Perhaps the decade’s most inspiring “film” to date, Jafar Panahi’s This Is Not A Film insists that no matter how restrictive one’s situation has become, cinema possesses an insuppressible liberating power. My upbringing in northwest England has faced nothing like the same obstacles, but nevertheless, I’ve come to view the movie theatre as a hallowed place, where the grind of everyday life ceases and dreams can be realised. When the lights dim and the screen starts to glow, a small selection of people may share and explore a headspace alternative to their own, freed from the struggles, pressures and routines that otherwise constrain them.
This escapist allure was the springboard for my cinephilia, but the obsession was cemented when I realised that these fleeting adventures into other minds and stories were paradoxically bringing me closer to myself. When watching a film, I engage in a dialogue with its creator, embarking on a course of mutual discovery and growth that often continues long after the credits roll.
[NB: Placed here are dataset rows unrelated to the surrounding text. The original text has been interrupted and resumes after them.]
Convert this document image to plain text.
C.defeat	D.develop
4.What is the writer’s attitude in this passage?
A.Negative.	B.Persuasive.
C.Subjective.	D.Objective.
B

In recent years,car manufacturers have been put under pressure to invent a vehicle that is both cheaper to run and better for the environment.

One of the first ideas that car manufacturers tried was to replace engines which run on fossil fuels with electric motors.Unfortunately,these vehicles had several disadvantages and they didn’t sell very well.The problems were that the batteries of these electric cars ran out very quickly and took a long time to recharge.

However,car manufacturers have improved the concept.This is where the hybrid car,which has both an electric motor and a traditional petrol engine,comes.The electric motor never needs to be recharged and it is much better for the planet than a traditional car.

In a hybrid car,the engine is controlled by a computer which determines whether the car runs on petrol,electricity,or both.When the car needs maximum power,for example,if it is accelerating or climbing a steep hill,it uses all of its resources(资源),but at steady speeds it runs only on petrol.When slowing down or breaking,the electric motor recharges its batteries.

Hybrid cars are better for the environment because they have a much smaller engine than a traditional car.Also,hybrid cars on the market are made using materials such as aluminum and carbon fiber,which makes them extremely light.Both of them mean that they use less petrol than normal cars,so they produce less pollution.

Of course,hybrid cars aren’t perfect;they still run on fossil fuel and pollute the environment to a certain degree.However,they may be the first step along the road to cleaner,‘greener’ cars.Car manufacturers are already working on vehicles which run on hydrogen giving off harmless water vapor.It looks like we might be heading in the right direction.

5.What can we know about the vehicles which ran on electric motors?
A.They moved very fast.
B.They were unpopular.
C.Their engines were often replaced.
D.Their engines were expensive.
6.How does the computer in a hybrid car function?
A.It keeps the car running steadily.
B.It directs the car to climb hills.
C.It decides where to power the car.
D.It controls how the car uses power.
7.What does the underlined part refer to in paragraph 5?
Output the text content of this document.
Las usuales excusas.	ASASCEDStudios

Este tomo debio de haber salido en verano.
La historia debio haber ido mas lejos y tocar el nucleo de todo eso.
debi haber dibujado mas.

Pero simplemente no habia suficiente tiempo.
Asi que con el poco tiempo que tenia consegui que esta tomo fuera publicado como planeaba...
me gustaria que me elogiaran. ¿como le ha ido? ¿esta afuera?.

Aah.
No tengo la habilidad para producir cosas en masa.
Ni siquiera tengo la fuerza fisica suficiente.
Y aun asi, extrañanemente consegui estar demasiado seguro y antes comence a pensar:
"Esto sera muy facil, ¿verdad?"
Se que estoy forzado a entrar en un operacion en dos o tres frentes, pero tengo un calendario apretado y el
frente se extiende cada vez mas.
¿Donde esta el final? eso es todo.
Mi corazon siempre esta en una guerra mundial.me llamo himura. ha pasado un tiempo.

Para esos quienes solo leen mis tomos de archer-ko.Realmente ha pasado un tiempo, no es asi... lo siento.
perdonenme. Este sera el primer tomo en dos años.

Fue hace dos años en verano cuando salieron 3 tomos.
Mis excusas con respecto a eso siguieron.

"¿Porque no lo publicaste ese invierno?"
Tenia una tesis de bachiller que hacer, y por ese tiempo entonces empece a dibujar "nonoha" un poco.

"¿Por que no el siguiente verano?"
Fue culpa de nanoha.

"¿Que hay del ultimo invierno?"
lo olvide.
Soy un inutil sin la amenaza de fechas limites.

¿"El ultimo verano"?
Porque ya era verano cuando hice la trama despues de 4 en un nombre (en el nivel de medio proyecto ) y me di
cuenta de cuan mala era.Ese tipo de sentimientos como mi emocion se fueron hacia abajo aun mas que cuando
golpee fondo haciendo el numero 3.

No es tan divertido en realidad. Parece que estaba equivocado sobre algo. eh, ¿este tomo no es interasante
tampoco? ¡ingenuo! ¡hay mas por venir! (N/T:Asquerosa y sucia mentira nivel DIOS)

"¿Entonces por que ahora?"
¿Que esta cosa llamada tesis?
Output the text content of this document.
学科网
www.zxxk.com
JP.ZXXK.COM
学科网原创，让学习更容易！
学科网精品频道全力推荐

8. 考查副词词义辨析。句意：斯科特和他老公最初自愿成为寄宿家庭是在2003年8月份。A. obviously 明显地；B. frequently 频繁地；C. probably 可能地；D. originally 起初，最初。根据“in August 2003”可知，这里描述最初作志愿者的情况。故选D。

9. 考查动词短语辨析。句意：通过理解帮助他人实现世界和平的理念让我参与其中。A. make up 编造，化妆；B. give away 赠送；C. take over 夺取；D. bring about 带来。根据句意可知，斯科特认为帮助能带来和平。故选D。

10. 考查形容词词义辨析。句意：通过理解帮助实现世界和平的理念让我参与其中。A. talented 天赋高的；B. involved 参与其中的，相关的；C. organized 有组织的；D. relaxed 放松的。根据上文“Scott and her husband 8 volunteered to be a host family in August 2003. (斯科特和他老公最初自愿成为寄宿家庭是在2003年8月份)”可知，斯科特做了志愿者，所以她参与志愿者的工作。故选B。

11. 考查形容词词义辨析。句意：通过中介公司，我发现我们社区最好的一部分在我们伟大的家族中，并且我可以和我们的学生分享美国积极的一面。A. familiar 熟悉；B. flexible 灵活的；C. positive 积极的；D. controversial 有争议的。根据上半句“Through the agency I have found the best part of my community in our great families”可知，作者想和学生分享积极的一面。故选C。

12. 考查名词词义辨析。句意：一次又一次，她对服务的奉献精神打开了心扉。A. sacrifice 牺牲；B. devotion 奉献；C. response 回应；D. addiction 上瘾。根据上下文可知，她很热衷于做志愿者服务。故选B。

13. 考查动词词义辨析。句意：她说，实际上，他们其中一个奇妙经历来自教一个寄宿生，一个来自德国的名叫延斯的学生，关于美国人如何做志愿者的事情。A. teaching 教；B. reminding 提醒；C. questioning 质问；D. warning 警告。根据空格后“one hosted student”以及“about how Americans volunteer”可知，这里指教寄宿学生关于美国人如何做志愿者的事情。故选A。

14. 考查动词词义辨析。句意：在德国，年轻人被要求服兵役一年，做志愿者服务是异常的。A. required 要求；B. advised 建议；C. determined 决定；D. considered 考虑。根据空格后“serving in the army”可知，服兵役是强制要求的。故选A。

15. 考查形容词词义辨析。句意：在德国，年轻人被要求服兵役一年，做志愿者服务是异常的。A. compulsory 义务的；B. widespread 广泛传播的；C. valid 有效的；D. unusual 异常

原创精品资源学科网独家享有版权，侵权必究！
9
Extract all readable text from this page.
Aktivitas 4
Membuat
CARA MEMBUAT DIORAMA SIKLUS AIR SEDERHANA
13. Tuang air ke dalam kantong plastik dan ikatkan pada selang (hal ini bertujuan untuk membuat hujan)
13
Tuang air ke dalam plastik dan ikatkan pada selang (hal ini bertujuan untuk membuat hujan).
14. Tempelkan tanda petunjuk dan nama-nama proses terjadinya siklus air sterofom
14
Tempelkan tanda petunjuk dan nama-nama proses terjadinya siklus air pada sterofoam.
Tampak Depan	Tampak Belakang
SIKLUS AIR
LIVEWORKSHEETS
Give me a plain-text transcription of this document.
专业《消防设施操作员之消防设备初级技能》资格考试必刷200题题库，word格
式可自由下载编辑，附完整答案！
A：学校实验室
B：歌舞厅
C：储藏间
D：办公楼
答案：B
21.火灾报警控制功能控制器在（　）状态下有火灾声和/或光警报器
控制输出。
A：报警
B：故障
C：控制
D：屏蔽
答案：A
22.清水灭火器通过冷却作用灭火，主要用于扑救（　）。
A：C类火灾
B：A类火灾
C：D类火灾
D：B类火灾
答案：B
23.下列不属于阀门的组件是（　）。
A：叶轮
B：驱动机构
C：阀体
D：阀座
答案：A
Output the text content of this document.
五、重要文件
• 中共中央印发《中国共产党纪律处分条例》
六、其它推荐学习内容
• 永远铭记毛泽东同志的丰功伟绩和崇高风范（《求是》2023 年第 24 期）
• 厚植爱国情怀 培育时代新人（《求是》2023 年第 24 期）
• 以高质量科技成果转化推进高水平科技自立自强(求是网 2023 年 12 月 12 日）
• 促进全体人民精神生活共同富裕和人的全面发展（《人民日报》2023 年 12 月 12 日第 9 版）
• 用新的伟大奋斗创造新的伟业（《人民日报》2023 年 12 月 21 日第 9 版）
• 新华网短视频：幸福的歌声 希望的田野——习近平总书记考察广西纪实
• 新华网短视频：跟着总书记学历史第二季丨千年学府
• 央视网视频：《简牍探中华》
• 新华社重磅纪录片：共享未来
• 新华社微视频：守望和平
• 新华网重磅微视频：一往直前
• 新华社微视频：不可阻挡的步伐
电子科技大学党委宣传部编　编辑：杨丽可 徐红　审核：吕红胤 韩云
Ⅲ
The screen becomes a mirror, and watching even the most otherworldly flick comes to feel like rummaging around in my own head, illuminating its shadows, enabling what Terrence Malick once called “small changes of heart, changes that mean the same thing: to live better and to love more… …what else is there to ask for?”
As arguably the most liberal, populist art-form (blending many others together), and one that’s traditionally consumed socially, cinema is perfectly placed to serve this same function for a culture as a whole. In my own country at least, no other form has branded itself onto the collective consciousness of recent generations quite like the iconic images of cinema, nor had its finger so relentlessly on the pulse of the zeitgeist. We face each challenge hand-in-hand with our movies, informing their path even as they influence us in return.
This is a roundabout way of saying that I think movies are important, and discussing and analysing them is important. In an era fascinated with definitive star ratings and canonisation, it’s easy to forget the way art historically grows alongside us, its meaning and value shifting as the years pass. I think of film criticism as part of an ongoing conversation, and my intention as a newly-appointed critic for The Missing Slate is to assist in the evolution of that conversation, which reaches far beyond the pages of this wonderful magazine.